Five young girls have been killed in Iraq during a clash between US marines and insurgents in the western city of Ramadi, the US has said.
A US military statement said militants on the roof of a house had fired on its forces, who responded with tank fire.
It said soldiers searching the building found the bodies of one man and the five girls, one of whom was an infant.
Ramadi, 115km (70 miles) west of Baghdad, is located in Anbar province, a stronghold for Sunni Arab militants.
The youngest female casualty was six-months-old and the eldest was aged 10. Another female at the scene was injured but refused treatment, the statement said.
The fighting began after troops discovered an improvised explosive device on the roadside in north-east Ramadi.
The US soldiers say as the bomb was being defused, two Iraqi men took up positions on the roof of a nearby house and began firing at them.

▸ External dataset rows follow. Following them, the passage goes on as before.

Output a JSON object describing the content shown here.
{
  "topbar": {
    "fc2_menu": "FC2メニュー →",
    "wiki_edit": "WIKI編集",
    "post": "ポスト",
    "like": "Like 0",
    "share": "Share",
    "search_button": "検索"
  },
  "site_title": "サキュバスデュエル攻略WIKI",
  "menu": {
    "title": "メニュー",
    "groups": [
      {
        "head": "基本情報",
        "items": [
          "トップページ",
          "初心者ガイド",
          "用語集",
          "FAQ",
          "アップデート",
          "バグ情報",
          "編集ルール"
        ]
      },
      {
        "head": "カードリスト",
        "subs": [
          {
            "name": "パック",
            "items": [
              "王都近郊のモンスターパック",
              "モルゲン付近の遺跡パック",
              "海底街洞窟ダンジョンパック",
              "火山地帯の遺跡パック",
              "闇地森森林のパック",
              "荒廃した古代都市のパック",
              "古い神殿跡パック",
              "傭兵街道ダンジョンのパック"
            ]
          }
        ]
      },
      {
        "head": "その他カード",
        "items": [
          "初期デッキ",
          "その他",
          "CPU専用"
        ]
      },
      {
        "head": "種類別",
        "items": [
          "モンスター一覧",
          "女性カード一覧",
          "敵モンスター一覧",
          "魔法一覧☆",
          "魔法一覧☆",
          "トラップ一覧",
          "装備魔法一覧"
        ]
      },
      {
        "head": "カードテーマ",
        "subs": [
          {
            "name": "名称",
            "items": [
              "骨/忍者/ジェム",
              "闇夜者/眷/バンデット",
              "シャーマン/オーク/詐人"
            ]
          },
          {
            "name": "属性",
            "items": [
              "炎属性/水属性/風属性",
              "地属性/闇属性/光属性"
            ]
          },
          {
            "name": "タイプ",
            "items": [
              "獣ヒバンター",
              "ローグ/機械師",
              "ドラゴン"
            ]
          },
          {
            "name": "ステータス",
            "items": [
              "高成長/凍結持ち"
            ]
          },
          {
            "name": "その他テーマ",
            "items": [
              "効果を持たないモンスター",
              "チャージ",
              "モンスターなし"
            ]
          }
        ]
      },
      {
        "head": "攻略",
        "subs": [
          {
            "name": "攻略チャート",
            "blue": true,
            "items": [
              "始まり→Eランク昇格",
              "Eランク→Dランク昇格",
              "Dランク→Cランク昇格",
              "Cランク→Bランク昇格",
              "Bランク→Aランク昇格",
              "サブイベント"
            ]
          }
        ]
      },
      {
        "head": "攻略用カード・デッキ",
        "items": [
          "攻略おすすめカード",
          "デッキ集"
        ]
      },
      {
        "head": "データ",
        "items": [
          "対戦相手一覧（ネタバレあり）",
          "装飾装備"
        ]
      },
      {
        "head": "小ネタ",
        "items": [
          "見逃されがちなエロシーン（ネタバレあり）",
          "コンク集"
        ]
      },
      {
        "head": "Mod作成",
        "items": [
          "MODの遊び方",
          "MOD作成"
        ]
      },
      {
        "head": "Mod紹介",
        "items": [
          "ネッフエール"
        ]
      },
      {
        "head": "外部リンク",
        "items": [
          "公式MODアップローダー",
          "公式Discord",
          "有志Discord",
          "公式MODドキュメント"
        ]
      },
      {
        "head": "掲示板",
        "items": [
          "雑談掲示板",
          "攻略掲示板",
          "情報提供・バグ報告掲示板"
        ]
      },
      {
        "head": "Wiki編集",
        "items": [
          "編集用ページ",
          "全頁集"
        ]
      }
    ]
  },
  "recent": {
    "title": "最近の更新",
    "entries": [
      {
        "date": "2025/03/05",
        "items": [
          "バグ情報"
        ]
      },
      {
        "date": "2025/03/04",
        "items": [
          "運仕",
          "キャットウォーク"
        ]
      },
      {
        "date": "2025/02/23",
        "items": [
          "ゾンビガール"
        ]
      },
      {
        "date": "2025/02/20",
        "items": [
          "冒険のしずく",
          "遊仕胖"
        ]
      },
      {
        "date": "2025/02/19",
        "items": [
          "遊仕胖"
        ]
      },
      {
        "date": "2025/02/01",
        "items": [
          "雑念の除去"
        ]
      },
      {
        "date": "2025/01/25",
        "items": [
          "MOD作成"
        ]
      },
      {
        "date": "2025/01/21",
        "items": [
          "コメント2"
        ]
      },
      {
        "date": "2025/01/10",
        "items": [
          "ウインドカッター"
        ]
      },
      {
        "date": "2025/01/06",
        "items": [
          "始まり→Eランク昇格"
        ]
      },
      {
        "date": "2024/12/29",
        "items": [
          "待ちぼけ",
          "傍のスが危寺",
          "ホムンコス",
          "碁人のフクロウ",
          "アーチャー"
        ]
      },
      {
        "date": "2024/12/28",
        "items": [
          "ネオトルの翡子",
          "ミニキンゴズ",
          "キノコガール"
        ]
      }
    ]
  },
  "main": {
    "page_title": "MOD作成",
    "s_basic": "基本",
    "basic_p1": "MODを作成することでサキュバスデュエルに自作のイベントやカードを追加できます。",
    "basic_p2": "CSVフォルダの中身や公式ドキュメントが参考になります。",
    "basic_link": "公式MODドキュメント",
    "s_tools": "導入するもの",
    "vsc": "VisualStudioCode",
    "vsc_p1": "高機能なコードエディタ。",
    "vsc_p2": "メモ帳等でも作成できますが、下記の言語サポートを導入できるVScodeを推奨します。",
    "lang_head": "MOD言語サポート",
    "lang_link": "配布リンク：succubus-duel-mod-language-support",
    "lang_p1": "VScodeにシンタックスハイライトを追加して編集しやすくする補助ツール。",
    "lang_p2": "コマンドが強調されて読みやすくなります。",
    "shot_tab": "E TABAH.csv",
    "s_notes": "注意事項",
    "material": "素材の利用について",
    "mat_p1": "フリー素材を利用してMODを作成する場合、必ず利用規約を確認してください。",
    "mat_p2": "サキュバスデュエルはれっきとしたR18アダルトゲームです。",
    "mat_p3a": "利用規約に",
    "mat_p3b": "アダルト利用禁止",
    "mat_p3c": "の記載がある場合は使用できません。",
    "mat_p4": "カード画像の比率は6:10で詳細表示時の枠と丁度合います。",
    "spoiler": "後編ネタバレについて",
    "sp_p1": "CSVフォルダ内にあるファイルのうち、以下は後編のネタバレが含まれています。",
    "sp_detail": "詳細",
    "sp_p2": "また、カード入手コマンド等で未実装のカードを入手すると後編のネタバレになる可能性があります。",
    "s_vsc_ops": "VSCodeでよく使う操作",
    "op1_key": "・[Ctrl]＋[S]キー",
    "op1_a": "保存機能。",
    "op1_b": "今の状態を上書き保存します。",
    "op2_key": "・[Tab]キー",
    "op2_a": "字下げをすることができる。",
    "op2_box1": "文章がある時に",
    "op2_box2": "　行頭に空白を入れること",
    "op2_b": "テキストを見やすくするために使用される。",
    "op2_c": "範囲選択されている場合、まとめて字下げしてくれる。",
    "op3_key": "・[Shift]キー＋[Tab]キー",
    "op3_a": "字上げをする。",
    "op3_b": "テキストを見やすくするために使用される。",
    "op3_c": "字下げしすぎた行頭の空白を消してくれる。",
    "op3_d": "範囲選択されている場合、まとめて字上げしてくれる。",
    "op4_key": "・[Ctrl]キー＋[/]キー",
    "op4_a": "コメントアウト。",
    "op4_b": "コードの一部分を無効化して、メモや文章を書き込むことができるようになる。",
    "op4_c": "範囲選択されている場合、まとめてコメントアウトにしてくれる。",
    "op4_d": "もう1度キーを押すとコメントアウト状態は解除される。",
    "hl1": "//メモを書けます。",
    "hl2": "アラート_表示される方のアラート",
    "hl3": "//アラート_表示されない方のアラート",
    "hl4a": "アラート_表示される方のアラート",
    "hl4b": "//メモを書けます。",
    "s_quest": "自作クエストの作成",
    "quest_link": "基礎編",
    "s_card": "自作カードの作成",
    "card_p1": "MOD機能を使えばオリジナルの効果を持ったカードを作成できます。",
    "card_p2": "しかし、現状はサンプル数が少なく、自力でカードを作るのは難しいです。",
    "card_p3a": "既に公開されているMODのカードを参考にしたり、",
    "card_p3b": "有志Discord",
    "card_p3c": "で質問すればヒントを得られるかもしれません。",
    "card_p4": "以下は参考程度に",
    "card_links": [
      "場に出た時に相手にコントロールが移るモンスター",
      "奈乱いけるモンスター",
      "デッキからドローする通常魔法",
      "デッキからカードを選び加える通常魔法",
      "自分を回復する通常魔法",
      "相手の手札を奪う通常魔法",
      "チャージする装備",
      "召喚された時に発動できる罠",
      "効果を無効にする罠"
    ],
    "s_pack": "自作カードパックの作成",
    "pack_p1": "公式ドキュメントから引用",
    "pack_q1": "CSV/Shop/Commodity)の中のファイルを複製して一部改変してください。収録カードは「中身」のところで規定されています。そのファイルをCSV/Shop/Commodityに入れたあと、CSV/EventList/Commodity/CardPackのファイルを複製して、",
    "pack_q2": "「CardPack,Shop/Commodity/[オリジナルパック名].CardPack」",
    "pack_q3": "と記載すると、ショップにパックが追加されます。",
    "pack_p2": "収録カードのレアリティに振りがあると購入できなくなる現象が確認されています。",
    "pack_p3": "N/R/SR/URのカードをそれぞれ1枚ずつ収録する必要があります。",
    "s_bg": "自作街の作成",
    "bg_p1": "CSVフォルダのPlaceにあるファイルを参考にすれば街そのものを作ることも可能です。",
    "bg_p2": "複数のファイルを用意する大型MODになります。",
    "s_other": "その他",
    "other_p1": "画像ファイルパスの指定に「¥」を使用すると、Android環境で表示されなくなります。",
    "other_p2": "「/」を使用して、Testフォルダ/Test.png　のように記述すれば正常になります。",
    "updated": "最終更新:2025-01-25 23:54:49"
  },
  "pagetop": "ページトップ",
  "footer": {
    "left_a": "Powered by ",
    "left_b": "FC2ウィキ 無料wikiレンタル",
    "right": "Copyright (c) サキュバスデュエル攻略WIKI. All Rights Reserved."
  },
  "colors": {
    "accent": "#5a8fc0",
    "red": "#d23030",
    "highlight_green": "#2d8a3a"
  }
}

The patrol first identified the men and then returned fire with tank rounds, the statement said.
One of the Iraqi gunmen may have been wounded and removed from the scene by other militants. It said the battle resulted in no coalition casualties.
Lieutenant Colonel Bryan Salas said that the insurgents' actions are felt by all and that efforts are under way to offer available assistance to surviving family members.
The BBC's Andy Gallacher in Baghdad says Ramadi has been the scene of some of the fiercest fighting between marines and insurgents.